MOUNTAINS OF NEW ANDALUCIA.
VALLEY OF THE CUMANACOA.
SUMMIT OF THE COCOLLAR.
MISSIONS OF THE CHAYMA INDIANS.
Our first visit to the peninsula of Araya was soon succeeded by an
excursion to the mountains of the missions of the Chayma Indians,
where a variety of interesting objects claimed our attention. We
entered on a country studded with forests, and visited a convent
surrounded by palm-trees and arborescent ferns. It was situated in
a narrow valley, where we felt the enjoyment of a cool and
delicious climate, in the centre of the torrid zone. The
surrounding mountains contain caverns haunted by thousands of
nocturnal birds; and, what affects the imagination more than all
the wonders of the physical world, we find beyond these mountains a
people lately nomad, and still nearly in a state of nature, wild
without being barbarous. It was in the promontory of Paria that
Columbus first descried the continent; there terminate these
valleys, laid waste alternately by the warlike anthropophagic Carib
and by the commercial and polished nations of Europe. At the
beginning of the sixteenth century the ill-fated Indians of the
coasts of Carupano, of Macarapan, and of Caracas, were treated in
the same manner as the inhabitants of the coast of Guinea in our
days. The soil of the islands was cultivated, the vegetable produce
of the Old World was transplanted thither, but a regular system of
colonization remained long unknown on the New Continent.
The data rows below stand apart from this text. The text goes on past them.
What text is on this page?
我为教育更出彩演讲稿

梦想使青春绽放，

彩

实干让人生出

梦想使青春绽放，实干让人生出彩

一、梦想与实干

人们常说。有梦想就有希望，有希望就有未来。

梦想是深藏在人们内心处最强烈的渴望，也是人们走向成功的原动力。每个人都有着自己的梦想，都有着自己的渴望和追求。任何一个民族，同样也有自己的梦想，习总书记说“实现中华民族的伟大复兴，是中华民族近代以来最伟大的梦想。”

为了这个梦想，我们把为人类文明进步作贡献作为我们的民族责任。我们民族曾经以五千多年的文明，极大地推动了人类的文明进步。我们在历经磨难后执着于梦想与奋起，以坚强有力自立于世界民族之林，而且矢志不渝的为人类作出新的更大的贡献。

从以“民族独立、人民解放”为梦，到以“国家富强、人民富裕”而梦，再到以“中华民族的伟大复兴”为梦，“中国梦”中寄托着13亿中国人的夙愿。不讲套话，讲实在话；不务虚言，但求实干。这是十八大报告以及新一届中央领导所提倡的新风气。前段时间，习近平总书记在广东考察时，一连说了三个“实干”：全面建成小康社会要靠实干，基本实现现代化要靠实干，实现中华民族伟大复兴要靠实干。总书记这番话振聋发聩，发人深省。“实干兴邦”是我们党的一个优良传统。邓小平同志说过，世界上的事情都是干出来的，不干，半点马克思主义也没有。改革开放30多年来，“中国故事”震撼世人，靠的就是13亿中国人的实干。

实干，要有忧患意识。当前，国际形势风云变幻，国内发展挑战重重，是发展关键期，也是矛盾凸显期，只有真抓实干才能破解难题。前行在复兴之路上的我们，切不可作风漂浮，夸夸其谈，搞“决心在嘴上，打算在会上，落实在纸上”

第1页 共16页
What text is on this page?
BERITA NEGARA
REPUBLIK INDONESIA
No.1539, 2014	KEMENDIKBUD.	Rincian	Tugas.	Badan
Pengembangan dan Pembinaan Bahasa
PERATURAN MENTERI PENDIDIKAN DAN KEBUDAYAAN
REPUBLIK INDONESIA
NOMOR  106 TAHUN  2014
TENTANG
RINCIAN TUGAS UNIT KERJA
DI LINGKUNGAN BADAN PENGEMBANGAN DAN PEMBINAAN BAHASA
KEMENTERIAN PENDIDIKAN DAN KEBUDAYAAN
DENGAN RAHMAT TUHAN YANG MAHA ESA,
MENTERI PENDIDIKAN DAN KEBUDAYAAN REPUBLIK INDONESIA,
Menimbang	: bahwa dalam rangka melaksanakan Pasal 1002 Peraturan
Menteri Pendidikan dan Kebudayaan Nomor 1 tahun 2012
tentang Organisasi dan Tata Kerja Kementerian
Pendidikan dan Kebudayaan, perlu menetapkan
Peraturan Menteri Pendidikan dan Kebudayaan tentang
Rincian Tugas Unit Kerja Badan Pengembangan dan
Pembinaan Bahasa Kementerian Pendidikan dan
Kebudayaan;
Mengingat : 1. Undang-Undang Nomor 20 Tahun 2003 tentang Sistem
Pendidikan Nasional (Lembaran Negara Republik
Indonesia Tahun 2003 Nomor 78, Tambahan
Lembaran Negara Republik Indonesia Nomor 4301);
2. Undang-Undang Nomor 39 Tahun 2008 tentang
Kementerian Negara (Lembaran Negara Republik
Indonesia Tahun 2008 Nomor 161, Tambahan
If the
Spaniards visited its shores, it was only to procure, either by
violence or exchange, slaves, pearls, grains of gold, and
dye-woods; and endeavours were made to ennoble the motives of this
insatiable avarice by the pretence of enthusiastic zeal in the
cause of religion.
The trade in the copper-coloured Indians was accompanied by the
same acts of inhumanity as that which characterizes the traffic in
African negroes; it was attended also by the same result, that of
rendering both the conquerors and the conquered more ferocious.
Thence wars became more frequent among the natives; prisoners were
dragged from the inland countries to the coast, to be sold to the
whites, who Loaded them with chains in their ships.